Il primo è che le indicazioni di partito, soprattutto le indicazioni nazionali, non le segue più nessuno. Non è una gran sorpresa, se ci pensate: le difficoltà del gruppo dirigente dei partiti sono note a tutti, tranne forse che al gruppo dirigente dei partiti, che cerca di affrontare le sfide elettorali come se nulla fosse.
Il cartello delle forze politiche che sostenevano ufficialmente Rita Borsellino copriva quasi il cento per cento della coalizione, due terzi degli elettori, invece, hanno scelto diversamente.
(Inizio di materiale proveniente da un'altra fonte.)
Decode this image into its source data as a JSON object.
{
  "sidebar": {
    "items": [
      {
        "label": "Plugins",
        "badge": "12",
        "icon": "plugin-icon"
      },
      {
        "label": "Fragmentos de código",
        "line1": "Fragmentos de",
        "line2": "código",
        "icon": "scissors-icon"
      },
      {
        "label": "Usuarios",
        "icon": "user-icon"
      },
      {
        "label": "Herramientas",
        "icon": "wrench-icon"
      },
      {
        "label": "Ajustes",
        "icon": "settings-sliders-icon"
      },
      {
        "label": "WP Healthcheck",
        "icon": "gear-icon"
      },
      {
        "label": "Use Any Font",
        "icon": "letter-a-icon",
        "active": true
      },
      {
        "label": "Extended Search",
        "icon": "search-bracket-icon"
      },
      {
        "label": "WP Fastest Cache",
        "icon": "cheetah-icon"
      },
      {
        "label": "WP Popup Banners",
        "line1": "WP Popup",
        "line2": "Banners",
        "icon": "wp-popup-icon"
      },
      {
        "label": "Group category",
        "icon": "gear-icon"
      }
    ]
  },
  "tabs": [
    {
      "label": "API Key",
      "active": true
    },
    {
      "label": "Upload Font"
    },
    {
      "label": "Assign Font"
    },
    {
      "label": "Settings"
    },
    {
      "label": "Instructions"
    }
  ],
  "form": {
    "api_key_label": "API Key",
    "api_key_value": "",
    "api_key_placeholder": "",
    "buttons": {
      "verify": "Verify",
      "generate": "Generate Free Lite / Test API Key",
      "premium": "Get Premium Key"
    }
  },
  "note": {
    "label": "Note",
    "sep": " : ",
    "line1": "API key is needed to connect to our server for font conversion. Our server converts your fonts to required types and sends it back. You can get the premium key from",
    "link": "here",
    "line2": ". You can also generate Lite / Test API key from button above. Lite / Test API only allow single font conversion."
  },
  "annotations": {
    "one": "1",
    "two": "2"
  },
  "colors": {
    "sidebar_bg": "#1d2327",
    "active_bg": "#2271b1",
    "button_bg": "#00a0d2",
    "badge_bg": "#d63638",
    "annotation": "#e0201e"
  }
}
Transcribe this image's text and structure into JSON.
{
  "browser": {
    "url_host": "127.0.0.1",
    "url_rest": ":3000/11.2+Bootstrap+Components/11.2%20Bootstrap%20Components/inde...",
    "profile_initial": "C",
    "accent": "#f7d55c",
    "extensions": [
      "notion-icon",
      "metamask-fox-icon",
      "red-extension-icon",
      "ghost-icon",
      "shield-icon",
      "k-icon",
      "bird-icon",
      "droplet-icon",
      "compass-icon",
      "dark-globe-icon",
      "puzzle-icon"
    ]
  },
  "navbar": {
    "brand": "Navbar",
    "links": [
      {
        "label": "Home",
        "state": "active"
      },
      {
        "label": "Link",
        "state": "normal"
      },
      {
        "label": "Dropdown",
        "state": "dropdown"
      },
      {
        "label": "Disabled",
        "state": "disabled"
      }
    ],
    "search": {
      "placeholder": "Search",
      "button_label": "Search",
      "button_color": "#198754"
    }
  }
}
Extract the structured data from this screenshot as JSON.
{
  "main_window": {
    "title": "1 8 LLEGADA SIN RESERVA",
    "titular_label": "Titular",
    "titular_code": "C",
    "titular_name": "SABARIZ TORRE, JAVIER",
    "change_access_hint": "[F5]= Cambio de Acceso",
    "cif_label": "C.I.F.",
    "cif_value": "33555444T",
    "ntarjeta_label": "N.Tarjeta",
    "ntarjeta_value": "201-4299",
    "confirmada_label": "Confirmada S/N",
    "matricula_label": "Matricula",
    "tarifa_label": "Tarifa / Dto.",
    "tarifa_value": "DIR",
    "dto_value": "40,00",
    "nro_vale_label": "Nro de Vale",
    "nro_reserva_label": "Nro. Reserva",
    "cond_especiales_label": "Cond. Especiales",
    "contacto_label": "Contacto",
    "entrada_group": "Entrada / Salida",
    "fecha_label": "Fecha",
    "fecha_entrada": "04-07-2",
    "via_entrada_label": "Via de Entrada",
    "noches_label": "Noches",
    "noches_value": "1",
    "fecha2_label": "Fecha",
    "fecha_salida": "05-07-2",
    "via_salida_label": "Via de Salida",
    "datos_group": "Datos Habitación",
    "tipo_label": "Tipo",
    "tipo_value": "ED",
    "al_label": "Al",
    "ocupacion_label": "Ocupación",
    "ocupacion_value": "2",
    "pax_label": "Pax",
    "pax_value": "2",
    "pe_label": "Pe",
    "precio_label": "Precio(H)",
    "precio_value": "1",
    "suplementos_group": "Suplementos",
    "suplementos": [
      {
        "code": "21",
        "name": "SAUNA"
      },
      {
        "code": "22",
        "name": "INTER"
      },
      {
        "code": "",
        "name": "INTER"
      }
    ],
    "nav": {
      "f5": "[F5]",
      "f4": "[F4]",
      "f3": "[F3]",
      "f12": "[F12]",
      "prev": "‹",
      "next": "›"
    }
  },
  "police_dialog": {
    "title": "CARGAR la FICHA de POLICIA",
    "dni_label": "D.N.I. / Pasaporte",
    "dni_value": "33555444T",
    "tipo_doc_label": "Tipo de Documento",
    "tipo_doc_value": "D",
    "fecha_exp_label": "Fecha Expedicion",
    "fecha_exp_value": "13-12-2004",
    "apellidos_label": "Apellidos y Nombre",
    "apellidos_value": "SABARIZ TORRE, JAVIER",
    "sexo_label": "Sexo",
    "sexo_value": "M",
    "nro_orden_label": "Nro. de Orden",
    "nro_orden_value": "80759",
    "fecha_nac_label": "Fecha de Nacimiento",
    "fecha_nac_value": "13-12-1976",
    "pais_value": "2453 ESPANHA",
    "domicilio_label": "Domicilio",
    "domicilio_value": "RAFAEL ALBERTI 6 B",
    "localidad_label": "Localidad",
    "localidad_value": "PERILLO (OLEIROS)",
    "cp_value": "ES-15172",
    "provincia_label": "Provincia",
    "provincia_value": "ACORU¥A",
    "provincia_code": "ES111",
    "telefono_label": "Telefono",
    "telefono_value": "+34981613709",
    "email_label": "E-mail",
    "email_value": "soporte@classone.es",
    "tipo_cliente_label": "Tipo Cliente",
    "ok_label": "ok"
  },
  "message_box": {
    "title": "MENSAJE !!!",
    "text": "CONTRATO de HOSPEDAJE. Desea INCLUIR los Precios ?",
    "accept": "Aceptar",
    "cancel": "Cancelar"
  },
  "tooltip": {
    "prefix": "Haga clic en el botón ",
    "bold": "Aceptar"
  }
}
E ciò vale per il Pd, quindi, ma non solamente per il Pd: anche per i suoi storici ‘avversari’ delle precedenti primarie.
Il secondo elemento da considerare è che i livelli locali dei partiti stessi si muovono come credono, senza seguire ciò che Roma suggerisce: succede a Palermo nel centrosinistra ma se ci pensate succede a Verona con la Lega e con Tosi.
I dirigenti locali si stringono intorno a personaggi carismatici e signori delle preferenze e se ne infischiano del resto. Ciò avviene soprattutto in assenza di una linea chiara: nel caso di Palermo, ad esempio, la questione andava risolta (o, quantomeno, affrontata) mesi fa. E invece.
Si dice spesso che il Novecento è finito da un pezzo, ma spesso chi lo dice tende a far finta che la cosa non lo riguardi. E si sorprende ogni volta delle conferme che provengono da tutto il territorio nazionale.
La politica è cambiata e sono cambiati i comportamenti degli elettori: indovinate cos’è rimasto uguale a se stesso?
Chi azzecca la risposta, vince le prossime primarie.